Customer Portal Degradation
Incident Report for Yext
Postmortem

Summary

On Monday, August 13th, 2018, at 11:59 AM, the Customer Portal began returning errors for a large portion of search requests. Our engineers were alerted instantly and began an investigation. After noticing that a large portion of traffic was going to a single node in the search cluster, we shut down the offending node and the cluster recovered shortly thereafter. Service returned to normal at 12:15 PM.

Root Cause

A bug was discovered in the node configuration which greatly reduced available space in the cluster. Consequently, during a routine operation to increase the serving capacity of our search cluster, the cluster began routing a large portion of traffic to a single node. The single node was unable to keep up with the load and began returning errors.
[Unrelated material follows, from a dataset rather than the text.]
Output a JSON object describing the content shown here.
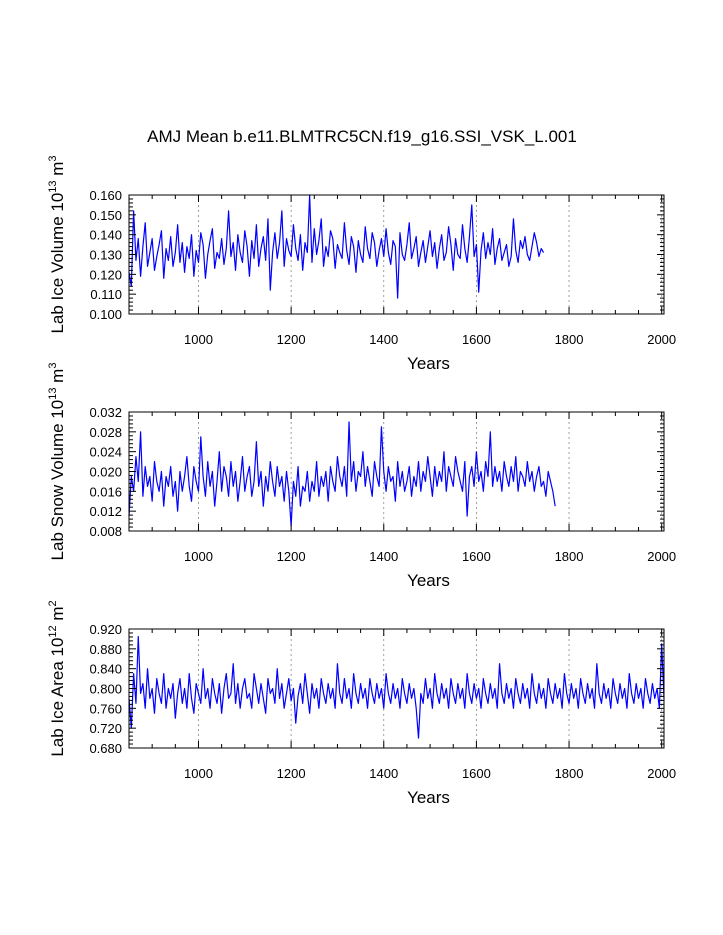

Removing the node from the cluster completely allowed the cluster to rebalance traffic properly.

Going forward, we plan to add additional capacity to our clusters and update our alerts to be more sensitive to space issues before they impact customer traffic.

Posted 4 months ago. Aug 24, 2018 - 12:57 EDT

Resolved
This incident has been resolved.
Posted 4 months ago. Aug 13, 2018 - 15:21 EDT
Monitoring
We have implemented a fix and will continue to monitor customer portal for any issues.
Posted 4 months ago. Aug 13, 2018 - 13:01 EDT
Identified
We are investigating reports of search degradation in the Customer Portal. Some search functionality may not be available or requests may be slow at this time.
Posted 4 months ago. Aug 13, 2018 - 11:59 EDT
This incident affected: Customer Portal.